Short-term inflation is no doubt a problem. The massive shift in consumer preferences from services to goods simultaneous with global liquidity injections has snarled the supply side. Disruptions and capacity mismatches are everywhere and well-noted. But how should that affect an investor?

Investors ultimately seek capital productivity. And by nature, disruptions offer opportunities. Tactically, this will open doors in areas as diverse as energy, transportation, information, and more … but tactically.

So how does the long-term guide us? I offer two perspectives for investors to watch.

The first is the character of supply-side disruptions. They classically cause aggregate supply and demand curves to intersect at higher price levels but lower levels of real GDP. Without new liquidity, potential forward growth drops. They are a burden, not an accelerant.

Second, any new liquidity through money and debt creation has steadily become less efficient. Look at the attached graph from FRED with a few color regimes I added. After nearly 30 years of relatively stable velocity (green) and a short period with decreasing debt accumulation in the 1990s allowing a rise in velocity (blue), the US has had a precipitous fall in velocity for 20 years.

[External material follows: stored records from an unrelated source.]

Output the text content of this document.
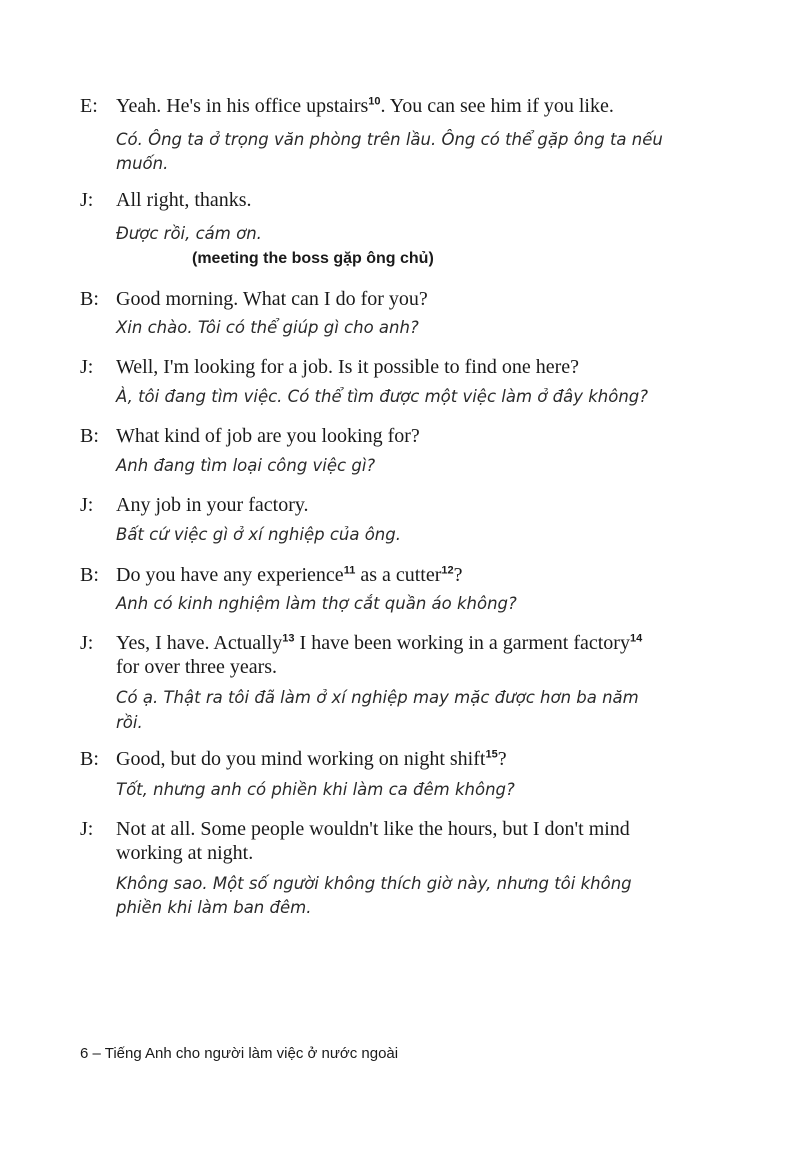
E: Yeah. He's in his office upstairs$^{10}$. You can see him if you like.
Có. Ông ta ở trọng văn phòng trên lầu. Ông có thể gặp ông ta nếu
muốn.
J:	All right, thanks.
Được rồi, cám ơn.
(meeting the boss gặp ông chủ)
B: Good morning. What can I do for you?
Xin chào. Tôi có thể giúp gì cho anh?
J:	Well, I'm looking for a job. Is it possible to find one here?
À, tôi đang tìm việc. Có thể tìm được một việc làm ở đây không?
B: What kind of job are you looking for?
Anh đang tìm loại công việc gì?
J:	Any job in your factory.
Bất cứ việc gì ở xí nghiệp của ông.
B: Do you have any experience$^{11}$ as a cutter$^{12}$?
Anh có kinh nghiệm làm thợ cắt quần áo không?
J:	Yes, I have. Actually$^{13}$ I have been working in a garment factory$^{14}$
for over three years.
Có ạ. Thật ra tôi đã làm ở xí nghiệp may mặc được hơn ba năm
rồi.
B: Good, but do you mind working on night shift$^{15}$?
Tốt, nhưng anh có phiền khi làm ca đêm không?
J:	Not at all. Some people wouldn't like the hours, but I don't mind
working at night.
Không sao. Một số người không thích giờ này, nhưng tôi không
phiền khi làm ban đêm.
6 – Tiếng Anh cho người làm việc ở nước ngoài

Note each sharp downward acceleration with successive QE regimens. The decline in velocity is indicative of an increased money supply blockaded in the financial system. Without the new debt productively generating a net positive total income, investors must account for future growth that is ever smaller. Absent new information, such as steady traction in rising velocity and rising money supply, then the current information is an investor’s most probable guide.

Regrettably, longer-term investor allocations need to be prepared for slowing growth next year and beyond and all that it implies.